Felicia Brown, massage therapist and owner of Spalutions, believes it helps to perceive marketing as a modality. Just as it took  time, energy and practice to master each of your modalities, it will take the same to put yourself in the shoes of your clients and look at every step of their contact with you through their eyes.

Before you meet them

Even before people phone or email you, you want them to have a positive impression. So you have to look at your massage business card, brochure, newsletter or any other printed materials you have with a discerning eye. Get family members and friends to look at them, and comment. Take their comments seriously and make the pertinent changes.

The same goes for your website. If it’s confusing, distracting, or if important information is difficult to find for any reason, you are losing clients before they even try to contact you.
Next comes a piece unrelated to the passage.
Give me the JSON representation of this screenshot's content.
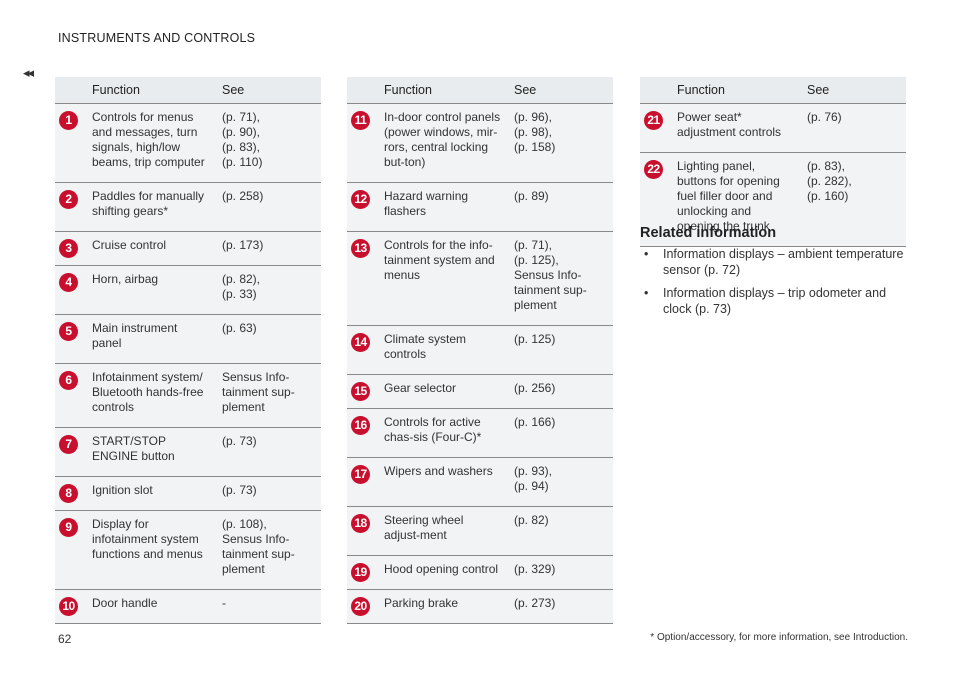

Whether it’s on the web or or in print, everything a person sees needs to be clear and clean. Forget the bells and whistles. Forget the stunning designs, if it means your name, contact information, services and rates are hard to find or read.

First contact

Once a person contacts you, stay in your marketing mindset. What is the response when they phone you? Does a real person answer in a polite and helpful way? If there is a message, is it given in a professional manner?  Does someone respond to the message within a short time? Listen carefully to what you or your receptionist say in person or in a message, and consider the questions above.

When a client arrives

When a person arrives at your studio, you are still marketing. I can hear some of you thinking, “Hey, I’m a massage therapist, not a marketer. I just want to be myself.” I hear you. If it’s your nature to be friendly, sincere, neat, organized, curious, polite and calm, then you will be marketing just by being you.

Stop and consider. What is it like to enter your studio, clinic or spa for the first time? What can you do to make sure each time someone arrives, they have a pleasant experience that makes he or she feel they are in the hands of a professional? As Felicia Brown says, an overflowing trash can is marketing. But not the kind of marketing that you want to be doing.

It’s a modality, guys. You can do it. Just keep practicing.